Translation:If you go to the movies, take your sister.
For the same reason llevarse is used for "to wear". When you carry something on your person, you use the reflexive pronoun. Metaphorically, you're being told to carry your sister with you -- to keep her safe. That kind of protective big sibling / little sibling relationship is implied with just the single added syllable. It's actually kind of a neat feature of the language.
If you were just going to drive your sister to the movies and drop her off, it could just be lleva.

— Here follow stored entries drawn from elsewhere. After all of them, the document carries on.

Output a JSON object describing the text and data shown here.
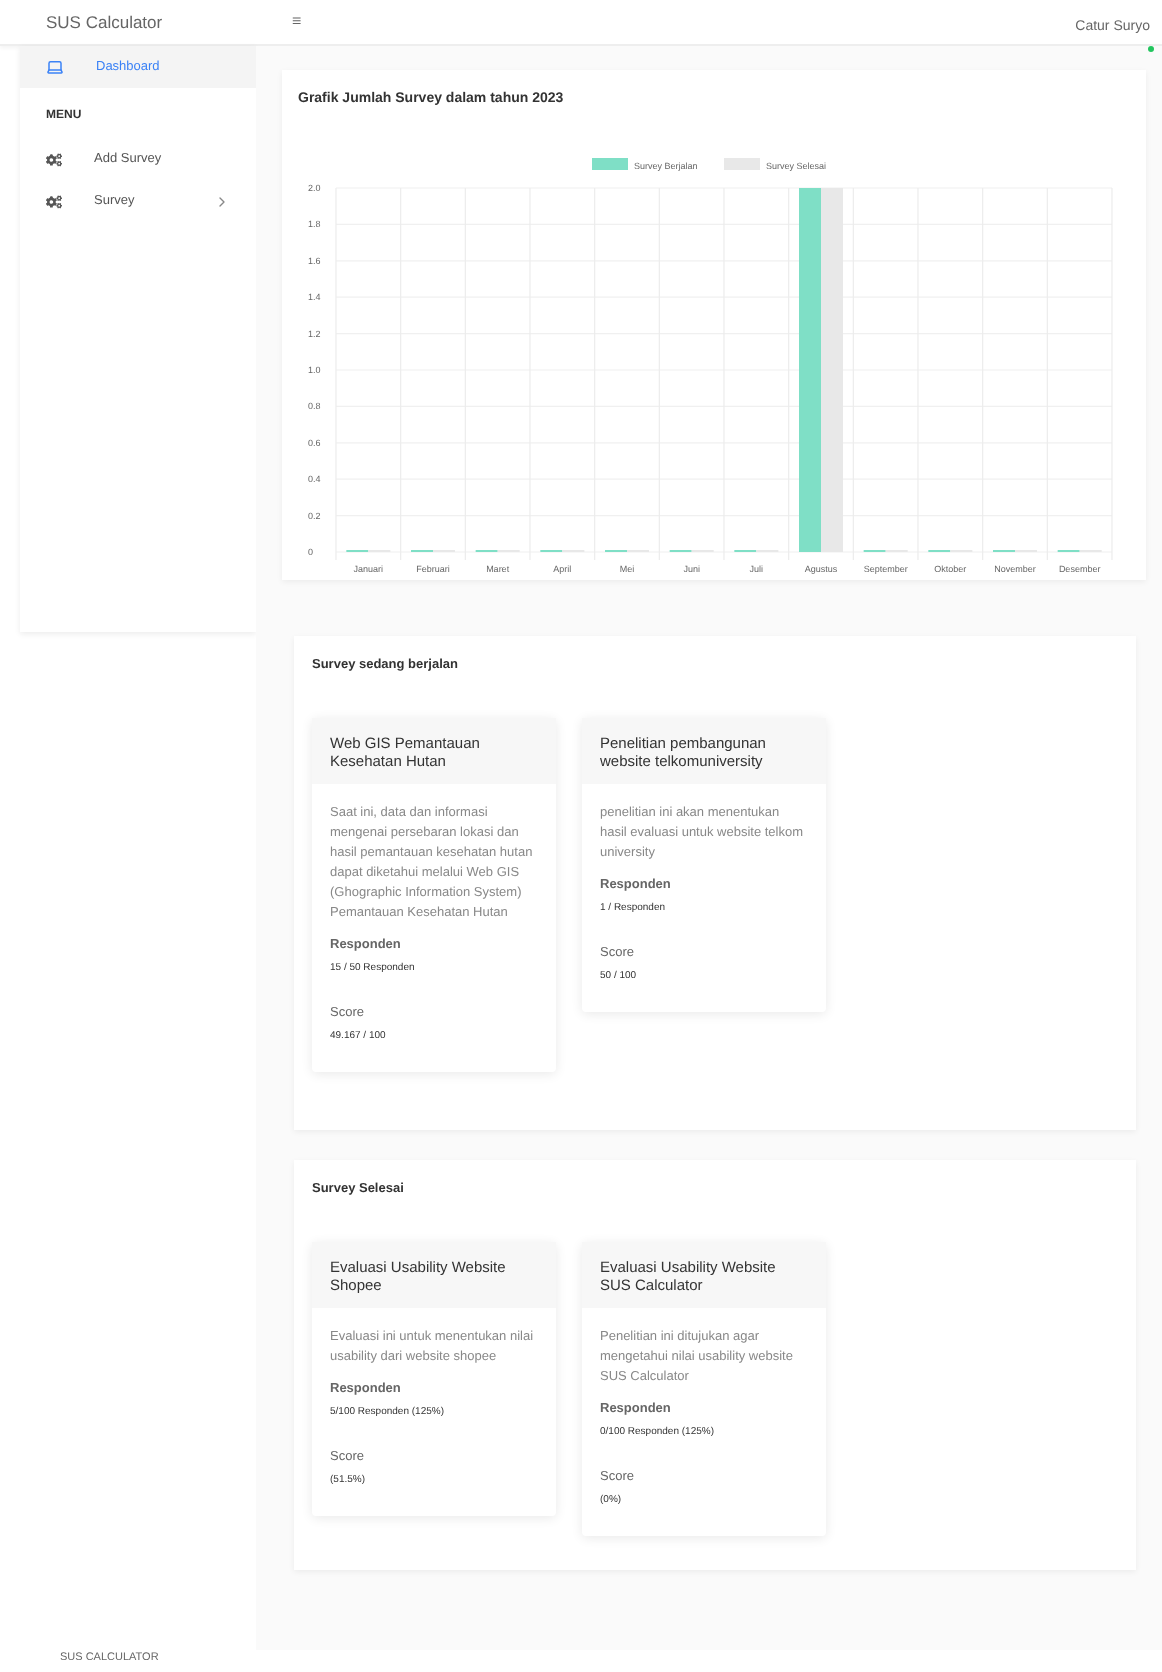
{
  "header": {
    "brand": "SUS Calculator",
    "menu_toggle": "≡",
    "user": "Catur Suryo",
    "online": true
  },
  "sidebar": {
    "items": [
      {
        "kind": "dashboard",
        "label": "Dashboard",
        "selected": true
      },
      {
        "kind": "heading",
        "label": "MENU"
      },
      {
        "kind": "link",
        "label": "Add Survey",
        "selected": false
      },
      {
        "kind": "submenu",
        "label": "Survey",
        "selected": false,
        "expanded": false
      }
    ]
  },
  "chart_card": {
    "chart_data": {
      "type": "bar",
      "title": "Grafik Jumlah Survey dalam tahun 2023",
      "categories": [
        "Januari",
        "Februari",
        "Maret",
        "April",
        "Mei",
        "Juni",
        "Juli",
        "Agustus",
        "September",
        "Oktober",
        "November",
        "Desember"
      ],
      "series": [
        {
          "name": "Survey Berjalan",
          "color": "#7fdfc6",
          "values": [
            0,
            0,
            0,
            0,
            0,
            0,
            0,
            2,
            0,
            0,
            0,
            0
          ]
        },
        {
          "name": "Survey Selesai",
          "color": "#e8e8e8",
          "values": [
            0,
            0,
            0,
            0,
            0,
            0,
            0,
            2,
            0,
            0,
            0,
            0
          ]
        }
      ],
      "grid": true,
      "legend": true,
      "ylim": [
        0,
        2
      ],
      "yticks": [
        0,
        0.2,
        0.4,
        0.6,
        0.8,
        {
          "value": 1,
          "label": "1.0"
        },
        1.2,
        1.4,
        1.6,
        1.8,
        {
          "value": 2,
          "label": "2.0"
        }
      ]
    }
  },
  "sections": [
    {
      "title": "Survey sedang berjalan",
      "surveys": [
        {
          "title": "Web GIS Pemantauan Kesehatan Hutan",
          "description": "Saat ini, data dan informasi mengenai persebaran lokasi dan hasil pemantauan kesehatan hutan dapat diketahui melalui Web GIS (Ghographic Information System) Pemantauan Kesehatan Hutan",
          "responden_label": "Responden",
          "responden": "15 / 50 Responden",
          "score_label": "Score",
          "score": "49.167 / 100"
        },
        {
          "title": "Penelitian pembangunan website telkomuniversity",
          "description": "penelitian ini akan menentukan hasil evaluasi untuk website telkom university",
          "responden_label": "Responden",
          "responden": "1 / Responden",
          "score_label": "Score",
          "score": "50 / 100"
        }
      ]
    },
    {
      "title": "Survey Selesai",
      "surveys": [
        {
          "title": "Evaluasi Usability Website Shopee",
          "description": "Evaluasi ini untuk menentukan nilai usability dari website shopee",
          "responden_label": "Responden",
          "responden": "5/100 Responden (125%)",
          "score_label": "Score",
          "score": "(51.5%)"
        },
        {
          "title": "Evaluasi Usability Website SUS Calculator",
          "description": "Penelitian ini ditujukan agar mengetahui nilai usability website SUS Calculator",
          "responden_label": "Responden",
          "responden": "0/100 Responden (125%)",
          "score_label": "Score",
          "score": "(0%)"
        }
      ]
    }
  ],
  "footer": "SUS CALCULATOR"
}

llevar can be used to take something somewhere, but in that case you need to specific the location. llevarse can just be used to mean to take something with out, without mentioning the destination. I think that is the reason for the pronominal version here. It doesn't matter grammatically, I don't think, that the movies is mentioned in the prior phrase.,
The indicative is used for both the “if” and “result” clauses if it is a “real” condition. In an “unreal” or “contrary-to-fact” condition, a past subjunctive is used in the “if” clause, and normally the conditional is used in the result clause.
That's according to this
Note: Scroll down to "VI. 'If' clauses"
Here is a great discussion specifically related to your question ("Si vaya…"). Despite the advice (which is, of course, a sound one) seen everywhere that says "never use the present subjunctive after si!", someone quoted Lazarus (who's a god [for me] when it comes to Spanish grammar in forums) in that discussion:
"There are rare cases where present subjunctive can be used afer "si", but leave them until you are fluent. Many natives have never seen them before."

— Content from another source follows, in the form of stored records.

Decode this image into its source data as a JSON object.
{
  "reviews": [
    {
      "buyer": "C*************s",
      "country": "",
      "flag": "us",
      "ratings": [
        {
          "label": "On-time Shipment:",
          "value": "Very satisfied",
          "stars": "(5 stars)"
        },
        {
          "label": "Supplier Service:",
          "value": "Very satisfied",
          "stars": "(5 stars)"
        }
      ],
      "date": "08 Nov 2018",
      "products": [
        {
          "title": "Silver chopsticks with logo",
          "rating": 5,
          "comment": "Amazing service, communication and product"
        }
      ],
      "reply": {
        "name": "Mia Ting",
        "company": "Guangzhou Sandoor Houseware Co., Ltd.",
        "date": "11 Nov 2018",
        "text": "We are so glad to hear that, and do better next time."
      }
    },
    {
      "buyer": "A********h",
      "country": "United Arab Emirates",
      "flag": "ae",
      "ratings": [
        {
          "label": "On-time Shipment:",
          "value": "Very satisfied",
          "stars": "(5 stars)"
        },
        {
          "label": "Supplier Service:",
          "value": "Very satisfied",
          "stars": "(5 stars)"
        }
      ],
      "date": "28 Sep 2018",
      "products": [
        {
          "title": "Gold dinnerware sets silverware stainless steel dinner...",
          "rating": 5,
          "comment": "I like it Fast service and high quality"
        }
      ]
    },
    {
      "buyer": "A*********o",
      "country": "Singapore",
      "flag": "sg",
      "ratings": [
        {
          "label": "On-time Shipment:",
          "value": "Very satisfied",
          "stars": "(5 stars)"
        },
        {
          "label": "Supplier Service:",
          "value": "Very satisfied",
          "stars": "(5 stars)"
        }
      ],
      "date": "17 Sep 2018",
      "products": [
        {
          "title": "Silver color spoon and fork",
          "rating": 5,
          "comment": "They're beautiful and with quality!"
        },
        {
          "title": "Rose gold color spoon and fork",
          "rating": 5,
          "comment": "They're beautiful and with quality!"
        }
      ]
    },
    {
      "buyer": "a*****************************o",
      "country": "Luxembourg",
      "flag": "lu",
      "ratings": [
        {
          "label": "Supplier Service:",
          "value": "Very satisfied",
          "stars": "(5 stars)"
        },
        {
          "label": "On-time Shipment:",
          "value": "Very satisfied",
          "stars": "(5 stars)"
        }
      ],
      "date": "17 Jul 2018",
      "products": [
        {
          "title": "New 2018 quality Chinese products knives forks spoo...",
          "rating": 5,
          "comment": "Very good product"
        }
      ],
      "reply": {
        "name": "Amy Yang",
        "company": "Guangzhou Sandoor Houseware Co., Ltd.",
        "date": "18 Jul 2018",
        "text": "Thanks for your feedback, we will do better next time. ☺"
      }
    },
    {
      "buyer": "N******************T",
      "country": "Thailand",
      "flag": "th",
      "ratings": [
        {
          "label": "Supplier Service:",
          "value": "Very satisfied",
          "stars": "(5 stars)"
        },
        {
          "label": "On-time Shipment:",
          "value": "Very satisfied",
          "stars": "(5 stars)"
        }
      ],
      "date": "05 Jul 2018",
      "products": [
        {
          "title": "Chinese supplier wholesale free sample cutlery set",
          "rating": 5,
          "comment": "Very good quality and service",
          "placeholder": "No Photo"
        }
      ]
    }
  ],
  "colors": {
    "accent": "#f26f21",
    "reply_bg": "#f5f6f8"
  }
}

The alternative would be to use past-subjunctive: "Si tú fueras al cine..." That would mean something like, "If you were to go to the cinema..." or, "If you went to the cinema..." -- but not in a past-tense sense, in the sense of, "If you went to the cinema right now, I would feel sad, because I thought we would go together tomorrow." Si tú fueras al cine ahora, me sentiría triste, porque pensé que iríamos juntos mañana.
The present subjunctive is never used after si.
If something is really uncertain you can use the past subjunctive
yes I know, using the past subjunctive for a future hypothetical
event might not make much sense but actually the same thing
is done in proper English.
If I were to win the lottery, I would quit my job.
This is past subjunctive in English and then same can be done in Spanish
Si yo fuera a ganar la lotería, renunciaría mi trabajo.
However, the subjunctive should only be used, both in Spanish and in
English if the possible of occurrence is seen a low / doubtful.
That is why it isn't used in the present sentence.
The probability that he goes to the movies is seen as quite possible.
When verbs are in their original (infinitive) form, they end in "r". We all know that any word ending in a consonant other than "n" or "s" is naturally stressed on the last syllable -- "lleVAR" ("cociNAR"). However, when a verb is conjugated, its ending becomes a vowel (or an "s" for "tú" and "vosotros"), so now the natural stress must be on the second-to-last (penultimate) syllable according to the rules -- so "lleVAR" becomes "LLEva" ("cociNAR" becomes "coCIna"). But we need to add one more syllable now -- "te"; however, we also need to keep that stress on the "LLE" part of the (conjugated) verb itself ("te" is just a pronoun attached to a verb, but it's not part of the verb). So to do that, we need to write the accent; otherwise, it would naturally move to the new penultimate syllable "va" and the word wouldn't be pronounced correctly.
Emory, 'llévame al hospital' - as you say the 'me' is the direct object. In 'llévate', the 'te' is an indirect object which would translate to 'with you', but DL has not translated it. My step-mother used to say 'wash me these dishes' which meant 'wash these dishes for me'. She spoke a regional type of English. The reason you cannot say 'llévala a tu hermana' is because in Spanish, you need either the direct object pronoun or the direct object noun, but not both. You could say 'llévala al hospital', take her to the hospital, or 'lléva a tu hermana...' take your sister to the hospital, but you would then be using the verb llevar instead of llevarse. The latter has that extra nuance that the sister is going with you. An indirect object pronoun and a direct object noun, which go very well together.